Maybe I idealized it a bit afterwards, because I enjoyed so much the whole process, and I enjoyed so much the fact of staying with that film for so many years. I really did. The film was basically me during five years, because I went there three times before shooting it and we shot during two different summers, so I ended up spending so much time there; it became almost like a second home. So maybe I idealized the process and maybe it wasn’t that easy, but yes: I will always remember it as the most peaceful moment of writing I ever experienced.

Well, I think it’s your funniest movie.

That’s really unexpected. But I like that about movies, actually: that they often are the opposite of what you expect from them. Same when I did Things to Come, my film about a philosophy teacher who is alone—I thought that would be my darkest film when I did it. Everybody was telling me it was my funniest movie. Whereas when I did Eden, which I thought was going to be my funniest or most… it was a film about partying, about youth, the excitement about being part of the moment and everything, and it ended up being the film that people tell me is my most sad film. They’re often not where you expect them to be, and I think it’s good it’s this way.

I saw Eden seven years ago and it still haunts me. I worry it’s the story of my life.

I’ve heard that before.

Bergman Island was in development quite a long time and the film has been done for a while. Creatively, artistically, is there a sense of renewal? Or just turning a new page?

I don’t know. When I was shooting Bergman Island I felt that way. I really felt I was in a turning point because of what the film was about, which felt like some kind of achievement. “Achievement,” maybe, I don’t know if it’s the right word. But I felt I was at the end of something; I felt that the film was like the conclusion of whatever I had been working on since I started making films. I really felt that, strongly—that the film was the conclusion, the final moment of all the themes I had been working on. It felt, also, at the beginning of a new thing—a white page. I really enjoyed that feeling so much. Maybe that’s why I told you before about that pleasure I had to write the film. Maybe because I really felt this feeling of writing a new page of my work. It was a really nice feeling—like a rebirth.

I think it’s also thanks to the fact that, for the first time, I wasn’t writing a film that was only realist. Whereas all my previous films are telling stories in a very realist way. In this case I will move from fiction to reality freely; that was a very liberating feeling. But I have to confess: I have no idea if that means I am starting something new. It may just have been that film and maybe I’m just [Laughs] back to my previous things. I don’t know! I wrote a film since that I shot half of this spring, and I will shoot the second half this winter. You’ll see and you will find out if you think there’s something that has changed before and after Bergman Island.

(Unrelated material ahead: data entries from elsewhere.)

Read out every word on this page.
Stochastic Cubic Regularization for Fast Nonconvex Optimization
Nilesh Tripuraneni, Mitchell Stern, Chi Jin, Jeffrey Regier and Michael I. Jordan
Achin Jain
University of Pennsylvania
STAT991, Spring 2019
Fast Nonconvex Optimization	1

But in terms of the theme… in a way my new film is like going back to my first feature, somehow. So I don’t know if there is really any progress or if you just stick to your own obsessions for your whole life, and sometimes something happens and you think you are on a new level—you’ve changed—and then you discover you haven’t changed at all and are still haunted by the same things.

Bergman Island opens in theaters on October 15 and digitally on October 22.